2. Insofar as unforeseeable events within the meaning of Art. IV No. 2 significantly alter the economic significance or the content of the delivery or have a significant effect on the operation of the supplier, the contract shall be adjusted appropriately in accordance with good faith. If this is economically unjustifiable, the supplier is entitled to withdraw from the contract. If he wishes to avail himself of this right of withdrawal, he must notify the customer without undue delay after having recognized the scope of the event, even if an extension of the delivery time was initially agreed with the customer.
11. Other claims for damages; limitation
1. Claims for damages on the part of the purchaser, irrespective of the legal grounds, in particular for breach of duties arising from the contractual relationship and tort, shall be excluded.
2. This does not apply, as far as is mandatory, Eg in the case of the product liability law, in cases of intent, gross negligence, injury to life, body or health, or infringement of essential contractual obligations. However, the claim for damages for the infringement of essential contractual obligations is limited to the type of contract foreseeable, foreseeable, unless intent or gross negligence or due to injury to life, body or health is liable. A change of the burden of proof to the disadvantage of the customer is not connected with the above regulations.
3. Insofar as the customer is entitled to claims for damages, these shall become statute-barred after the expiry of the limitation period pursuant to Art. VIII No. 2. The same applies to claims of the customer in connection with measures for the prevention of damage (eg recall actions). In the case of claims for damages under the Product Liability Act, statutory statutory limitations apply.
12. Jurisdiction and applicable law
1. If the purchaser is a merchant, the sole court of jurisdiction is the supplier’s place of business in all disputes arising directly or indirectly from the contractual relationship. The supplier is, however, also entitled to sue at the registered office of the customer.
2. German substantive law shall apply to the legal relations in connection with this contract, with the exclusion of the United Nations Convention on Contracts for the International Sale of Goods (CISG).

13. Binding nature of the contract
The contract shall also remain binding in the event of legal invalidity of individual provisions in its remaining parts. This does not apply if adherence to the contract would constitute an unreasonable hardship for a party.
14. Additional clauses
1. In the case of cable assembly orders, a delivery tolerance of +/- 15% is permissible.
2. By reimbursement of costs for tools, the Purchaser shall not be entitled to the tools themselves.

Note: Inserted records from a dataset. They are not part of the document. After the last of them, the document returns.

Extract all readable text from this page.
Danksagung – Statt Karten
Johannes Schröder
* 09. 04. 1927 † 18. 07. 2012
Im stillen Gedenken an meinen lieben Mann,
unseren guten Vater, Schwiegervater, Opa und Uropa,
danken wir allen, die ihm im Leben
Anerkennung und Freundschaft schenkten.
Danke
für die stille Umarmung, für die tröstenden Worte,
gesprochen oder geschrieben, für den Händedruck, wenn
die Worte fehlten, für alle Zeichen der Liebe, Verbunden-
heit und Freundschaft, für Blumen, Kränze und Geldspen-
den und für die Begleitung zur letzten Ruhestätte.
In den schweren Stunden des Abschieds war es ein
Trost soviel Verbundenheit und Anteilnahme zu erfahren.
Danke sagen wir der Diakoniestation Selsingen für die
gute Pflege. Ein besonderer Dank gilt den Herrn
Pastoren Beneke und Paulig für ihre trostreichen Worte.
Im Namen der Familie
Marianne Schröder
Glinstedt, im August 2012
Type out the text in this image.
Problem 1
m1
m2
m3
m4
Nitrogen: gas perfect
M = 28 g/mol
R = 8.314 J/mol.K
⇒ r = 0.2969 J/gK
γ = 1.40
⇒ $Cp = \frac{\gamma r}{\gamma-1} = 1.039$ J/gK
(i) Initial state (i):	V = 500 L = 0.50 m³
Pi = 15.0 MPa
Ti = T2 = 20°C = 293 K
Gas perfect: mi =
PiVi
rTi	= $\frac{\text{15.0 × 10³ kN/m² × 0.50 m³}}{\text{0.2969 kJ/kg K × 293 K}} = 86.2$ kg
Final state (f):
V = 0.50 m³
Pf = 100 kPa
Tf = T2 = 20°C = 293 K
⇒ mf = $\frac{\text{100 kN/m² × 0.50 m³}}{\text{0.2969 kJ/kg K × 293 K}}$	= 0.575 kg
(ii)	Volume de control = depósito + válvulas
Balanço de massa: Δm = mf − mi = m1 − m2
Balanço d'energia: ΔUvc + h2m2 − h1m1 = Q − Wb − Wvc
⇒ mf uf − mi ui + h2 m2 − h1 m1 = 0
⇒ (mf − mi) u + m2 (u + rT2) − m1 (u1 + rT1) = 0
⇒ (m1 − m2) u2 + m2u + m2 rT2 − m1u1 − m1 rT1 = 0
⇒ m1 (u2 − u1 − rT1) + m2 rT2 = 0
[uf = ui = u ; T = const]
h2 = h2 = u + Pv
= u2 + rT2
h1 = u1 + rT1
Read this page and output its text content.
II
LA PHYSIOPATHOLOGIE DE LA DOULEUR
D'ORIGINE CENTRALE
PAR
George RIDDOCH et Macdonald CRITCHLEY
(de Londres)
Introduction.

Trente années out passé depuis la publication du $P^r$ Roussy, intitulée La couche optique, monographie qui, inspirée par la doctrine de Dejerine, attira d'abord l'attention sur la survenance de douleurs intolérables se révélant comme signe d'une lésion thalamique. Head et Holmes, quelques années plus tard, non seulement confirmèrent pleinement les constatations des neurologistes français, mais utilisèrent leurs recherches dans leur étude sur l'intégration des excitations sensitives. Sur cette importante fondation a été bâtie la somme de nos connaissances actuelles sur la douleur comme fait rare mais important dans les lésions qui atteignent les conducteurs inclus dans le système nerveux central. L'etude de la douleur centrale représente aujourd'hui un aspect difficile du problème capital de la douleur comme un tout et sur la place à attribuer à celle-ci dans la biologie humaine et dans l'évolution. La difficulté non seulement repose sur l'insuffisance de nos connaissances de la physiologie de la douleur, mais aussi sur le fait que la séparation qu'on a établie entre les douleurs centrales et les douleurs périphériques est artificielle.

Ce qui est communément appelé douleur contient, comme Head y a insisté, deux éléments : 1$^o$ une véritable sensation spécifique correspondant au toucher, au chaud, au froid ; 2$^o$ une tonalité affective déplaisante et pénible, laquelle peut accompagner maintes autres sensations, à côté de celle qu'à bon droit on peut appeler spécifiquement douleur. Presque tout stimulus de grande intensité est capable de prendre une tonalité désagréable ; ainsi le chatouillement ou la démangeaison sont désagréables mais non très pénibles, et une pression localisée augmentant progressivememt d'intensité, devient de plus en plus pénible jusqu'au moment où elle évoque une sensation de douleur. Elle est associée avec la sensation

3. The minimum order value is Euro 250.00 net. For orders under Euro 250,00 we charge an order processing fee of € 45,00.
4. We are entitled to assign the claims from our business connections.
All payments are to be made exclusively to VR FACTOREM GmbH, Ludwig-Erhard-Strasse 30-40, 65760 Eschborn, to which we have assigned our present and future claims from our business relationship. We have also transferred our reserved ownership to VR FACTOREM GmbH.